Submitted to: Annals of the Entomological Society of America
Publication Type: Peer Reviewed Journal
Publication Acceptance Date: 7/12/2015
Publication Date: 9/1/2015
Citation: Hay-Roe, M.M., Nagoshi, R.N., Meagher Jr, R.L., Lopez, M., Trabanino, R. 2015. Isolation and DNA barcode characterization of a permanent Telenomus (Hymenoptera: Platygastridae) population in Florida that targets fall armyworm (Lepidoptera: Noctuidae). Annals of the Entomological Society of America. 108(5):729-735.

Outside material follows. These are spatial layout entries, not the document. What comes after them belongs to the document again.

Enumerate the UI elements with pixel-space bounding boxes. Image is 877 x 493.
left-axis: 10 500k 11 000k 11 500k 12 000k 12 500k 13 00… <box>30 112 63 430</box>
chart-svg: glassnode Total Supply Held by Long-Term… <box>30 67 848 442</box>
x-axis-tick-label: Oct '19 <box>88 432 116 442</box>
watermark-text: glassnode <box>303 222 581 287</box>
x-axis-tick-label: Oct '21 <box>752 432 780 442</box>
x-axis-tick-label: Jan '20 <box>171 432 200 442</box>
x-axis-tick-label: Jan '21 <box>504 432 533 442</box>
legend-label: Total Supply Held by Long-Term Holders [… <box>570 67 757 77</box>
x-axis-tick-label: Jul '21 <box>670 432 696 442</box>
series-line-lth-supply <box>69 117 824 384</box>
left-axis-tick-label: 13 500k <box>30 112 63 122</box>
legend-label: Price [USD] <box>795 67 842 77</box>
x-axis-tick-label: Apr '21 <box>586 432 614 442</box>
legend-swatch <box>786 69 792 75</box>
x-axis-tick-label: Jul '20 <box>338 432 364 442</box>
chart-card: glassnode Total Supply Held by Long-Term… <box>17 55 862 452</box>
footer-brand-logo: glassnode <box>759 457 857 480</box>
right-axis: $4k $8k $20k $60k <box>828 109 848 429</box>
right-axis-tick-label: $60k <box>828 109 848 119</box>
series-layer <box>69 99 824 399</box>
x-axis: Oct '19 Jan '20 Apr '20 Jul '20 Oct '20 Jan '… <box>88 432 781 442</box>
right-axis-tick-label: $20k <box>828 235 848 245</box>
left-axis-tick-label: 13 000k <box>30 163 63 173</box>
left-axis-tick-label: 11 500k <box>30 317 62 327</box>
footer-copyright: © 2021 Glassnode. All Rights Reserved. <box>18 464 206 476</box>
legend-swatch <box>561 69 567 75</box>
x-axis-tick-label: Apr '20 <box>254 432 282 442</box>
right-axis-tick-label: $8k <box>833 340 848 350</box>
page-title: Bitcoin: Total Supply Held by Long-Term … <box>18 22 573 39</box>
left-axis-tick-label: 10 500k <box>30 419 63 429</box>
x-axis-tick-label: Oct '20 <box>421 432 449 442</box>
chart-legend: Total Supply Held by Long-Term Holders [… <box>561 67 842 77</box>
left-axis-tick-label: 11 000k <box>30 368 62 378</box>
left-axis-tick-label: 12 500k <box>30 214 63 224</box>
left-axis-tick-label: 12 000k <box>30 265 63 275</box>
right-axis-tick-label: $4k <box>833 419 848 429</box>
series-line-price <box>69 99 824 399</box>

DOI: https://doi.org/10.1093/aesa/sav074

Interpretive Summary: Fall armyworm, a major pest of corn and cotton in the Western Hemisphere, annually infests much of the continental USA and Canada. These populations arise from populations that overwinter in the southern regions of Florida and Texas, with the Florida migration the primary source of infestations in those states lying east of the Appalachian Mountain Range as far north as Pennsylvania. The parasitic wasp Telenomus remus (Nixon) is an effective biological control agent for fall armyworm and is frequently used in augmentative releases in Central and South America. There was an attempt 40 years ago to establish this wasp in Florida, but it was not successful. In this paper we demonstrate for the first time the presence of a permanent Telenomus population in the United States that targets fall armyworm. The available genetic evidence suggests that the species is T. remus, which may be a remnant of mass release studies done in the 1970s, or the result of a subsequent unintended introduction. The identified specimens were collected within 500 km of the fall armyworm overwintering regions in southern Florida, suggesting that T. remus might already or soon be established in areas that could mitigate migratory fall armyworm populations. Facilitating the establishment of permanent Telenomus populations at sites where winter corn is grown and augmenting the parasitoid density with appropriately timed mass releases could provide a cost-effective and environmentally benign method of reducing fall armyworm infestations for a large portion of the eastern United States.

Technical Abstract: Telenomus remus (Nixon) is a scelionid egg parasite of the fall armworm, Spodoptera frugiperda (J. E. Smith), with a history of use as an augmentative biological control agent in Central and South America. Efforts were made in 1975-1977 to introduce T. remus into the fall armyworm overwintering regions of southern Florida in order to mitigate infestations by this migratory pest, but no evidence of long-term establishment was found. However, in 2009 and again in 2013, an unidentified Telenomus species was found infecting fall armyworm sentinel egg masses placed on corn plants or pasture grasses in the north-central Florida counties of Levy and Alachua. Taxonomic uncertainties have so far not allowed a conclusive identification of species by morphological keys. DNA barcode comparisons showed a single Florida haplotype in all collections that was identical to that found in a T. remus colony from Ecuador and very similar to a T. remus colony from Honduras. The T. remus barcode sequences were phylogenetically distinct from a second Telenomus species from Ecuador, T. rowani, and from other related sequences obtained from the NCBI GenBank database. This represents the first observation of a permanent Telenomus population in the United States that targets fall armyworm and provides genetic evidence for its identification as T. remus. These findings have positive implications for the use of augmentative biological control methods to mitigate fall armyworm migration from Florida.